Text of statute as originally enacted

= Debts Recovery Act 1830 =

Act of the Parliament of the United Kingdom

The Debts Recovery Act 1830 (11 Geo. 4 & 1 Will. 4. c. 47) was an act of the Parliament of the United Kingdom.

== Provisions ==
=== Repealed enactments ===
Section 1 of the act repealed 3 enactments, listed in that section.

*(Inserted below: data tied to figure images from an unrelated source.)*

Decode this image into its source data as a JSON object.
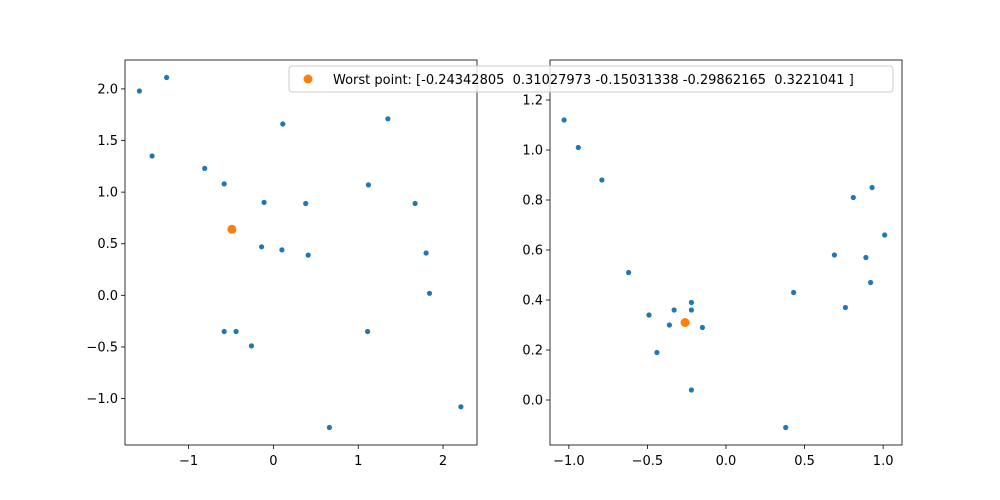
{
  "chart_data": [
    {
      "type": "scatter",
      "xlim": [
        -1.75,
        2.4
      ],
      "ylim": [
        -1.45,
        2.28
      ],
      "xticks": [
        -1,
        0,
        1,
        2
      ],
      "xtick_labels": [
        "−1",
        "0",
        "1",
        "2"
      ],
      "yticks": [
        -1.0,
        -0.5,
        0.0,
        0.5,
        1.0,
        1.5,
        2.0
      ],
      "ytick_labels": [
        "−1.0",
        "−0.5",
        "0.0",
        "0.5",
        "1.0",
        "1.5",
        "2.0"
      ],
      "series": [
        {
          "color": "#1f77b4",
          "marker_size": "small",
          "points": [
            {
              "x": -1.58,
              "y": 1.98
            },
            {
              "x": -1.26,
              "y": 2.11
            },
            {
              "x": -1.43,
              "y": 1.35
            },
            {
              "x": -0.81,
              "y": 1.23
            },
            {
              "x": -0.58,
              "y": 1.08
            },
            {
              "x": -0.11,
              "y": 0.9
            },
            {
              "x": 0.11,
              "y": 1.66
            },
            {
              "x": 0.38,
              "y": 0.89
            },
            {
              "x": 1.35,
              "y": 1.71
            },
            {
              "x": 1.12,
              "y": 1.07
            },
            {
              "x": 1.67,
              "y": 0.89
            },
            {
              "x": -0.14,
              "y": 0.47
            },
            {
              "x": 0.1,
              "y": 0.44
            },
            {
              "x": 0.41,
              "y": 0.39
            },
            {
              "x": 1.8,
              "y": 0.41
            },
            {
              "x": 1.84,
              "y": 0.02
            },
            {
              "x": -0.58,
              "y": -0.35
            },
            {
              "x": -0.44,
              "y": -0.35
            },
            {
              "x": -0.26,
              "y": -0.49
            },
            {
              "x": 1.11,
              "y": -0.35
            },
            {
              "x": 0.66,
              "y": -1.28
            },
            {
              "x": 2.21,
              "y": -1.08
            }
          ]
        },
        {
          "name": "Worst point: [-0.24342805  0.31027973 -0.15031338 -0.29862165  0.3221041 ]",
          "color": "#ff7f0e",
          "marker_size": "large",
          "points": [
            {
              "x": -0.49,
              "y": 0.64
            }
          ]
        }
      ]
    },
    {
      "type": "scatter",
      "xlim": [
        -1.12,
        1.12
      ],
      "ylim": [
        -0.18,
        1.36
      ],
      "xticks": [
        -1.0,
        -0.5,
        0.0,
        0.5,
        1.0
      ],
      "xtick_labels": [
        "−1.0",
        "−0.5",
        "0.0",
        "0.5",
        "1.0"
      ],
      "yticks": [
        0.0,
        0.2,
        0.4,
        0.6,
        0.8,
        1.0,
        1.2
      ],
      "ytick_labels": [
        "0.0",
        "0.2",
        "0.4",
        "0.6",
        "0.8",
        "1.0",
        "1.2"
      ],
      "series": [
        {
          "color": "#1f77b4",
          "marker_size": "small",
          "points": [
            {
              "x": -1.03,
              "y": 1.12
            },
            {
              "x": -0.94,
              "y": 1.01
            },
            {
              "x": -0.79,
              "y": 0.88
            },
            {
              "x": -0.62,
              "y": 0.51
            },
            {
              "x": -0.49,
              "y": 0.34
            },
            {
              "x": -0.44,
              "y": 0.19
            },
            {
              "x": -0.36,
              "y": 0.3
            },
            {
              "x": -0.33,
              "y": 0.36
            },
            {
              "x": -0.22,
              "y": 0.39
            },
            {
              "x": -0.22,
              "y": 0.36
            },
            {
              "x": -0.15,
              "y": 0.29
            },
            {
              "x": -0.22,
              "y": 0.04
            },
            {
              "x": 0.38,
              "y": -0.11
            },
            {
              "x": 0.43,
              "y": 0.43
            },
            {
              "x": 0.69,
              "y": 0.58
            },
            {
              "x": 0.76,
              "y": 0.37
            },
            {
              "x": 0.81,
              "y": 0.81
            },
            {
              "x": 0.89,
              "y": 0.57
            },
            {
              "x": 0.93,
              "y": 0.85
            },
            {
              "x": 0.92,
              "y": 0.47
            },
            {
              "x": 1.01,
              "y": 0.66
            }
          ]
        },
        {
          "name": "Worst point: [-0.24342805  0.31027973 -0.15031338 -0.29862165  0.3221041 ]",
          "color": "#ff7f0e",
          "marker_size": "large",
          "points": [
            {
              "x": -0.26,
              "y": 0.31
            }
          ]
        }
      ]
    }
  ],
  "legend": {
    "location": "top-right of left plot",
    "label": "Worst point: [-0.24342805  0.31027973 -0.15031338 -0.29862165  0.3221041 ]",
    "marker_color": "#ff7f0e"
  }
}
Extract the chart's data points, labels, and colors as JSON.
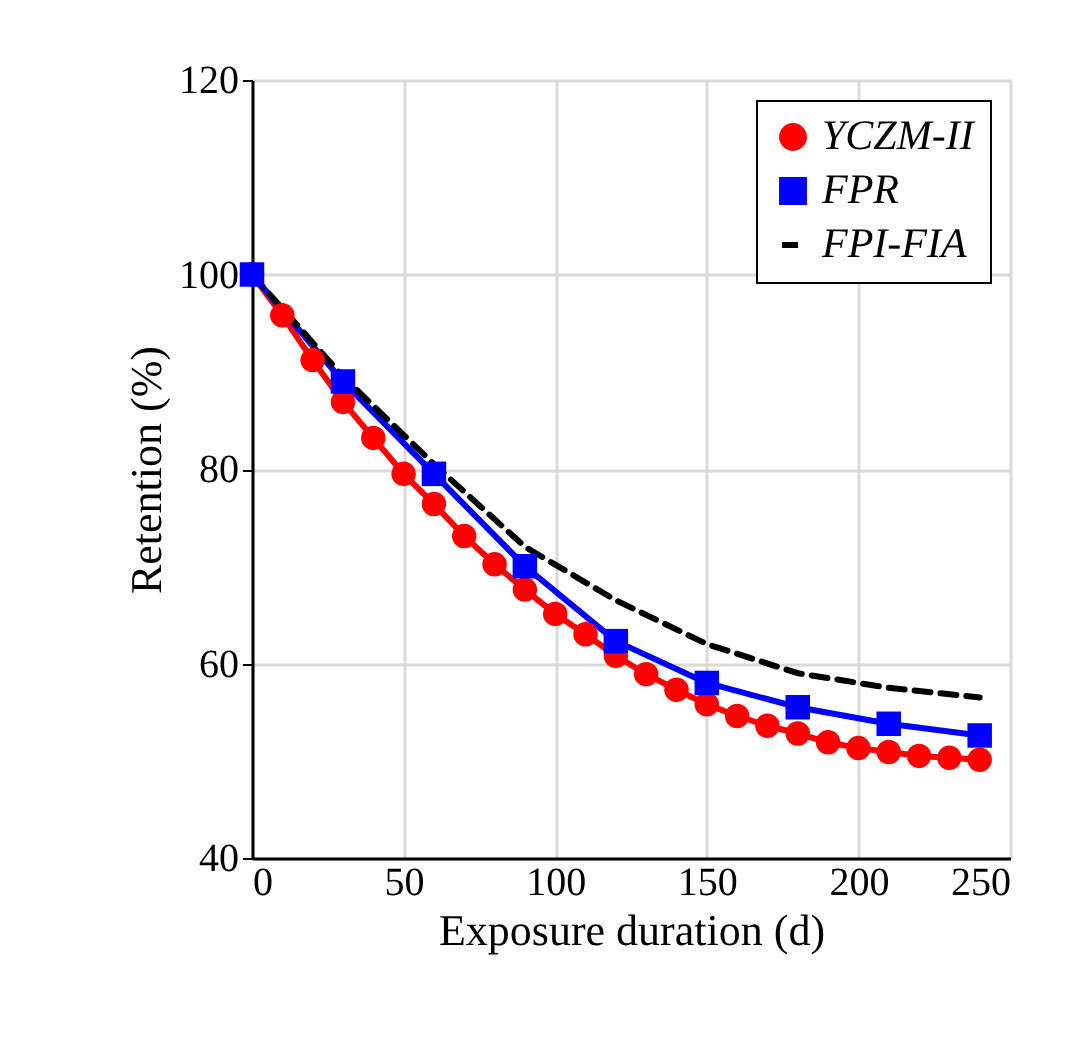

| Citation | Short title | Description | Extent of repeal |
|---|---|---|---|
| 3 & 4 Will. & Mar. c. 14 | Fraudulent Devises Act 1691 | An Act passed in the Third and Fourth Years of King William and Queen Mary, intituled An Act for the Relief of Creditors against fraudulent Devises, which was made perpetual by An Act passed in the Sixth and Seventh Years of King William the Third, intituled An Act for continuing several Laws therein mentioned. | The whole act. |
| 4 Anne c. 5 (I) | Fraudulent Devises Act 1705 | An Act passed by the Parliament of Ireland, in the Fourth Year of Queen Anne, intituled An Act for Relief of Creditors against fraudulent Devises. | The whole act. |
| 47 Geo. 3. Sess. 2. c. 74 | Debts of Traders Act 1807 | An Act was passed in the Forty-seventh Year of His late Majesty King George the Third, intituled An Act for more effectually securing the Payment of Debts of Traders. | The whole act. |

== Subsequent developments ==
The whole act was repealed for England and Wales by section 56 of, and the second schedule to, the Administration of Estates Act 1925 (15 & 16 Geo. 5. c. 23), which came into force on 1 January 1926.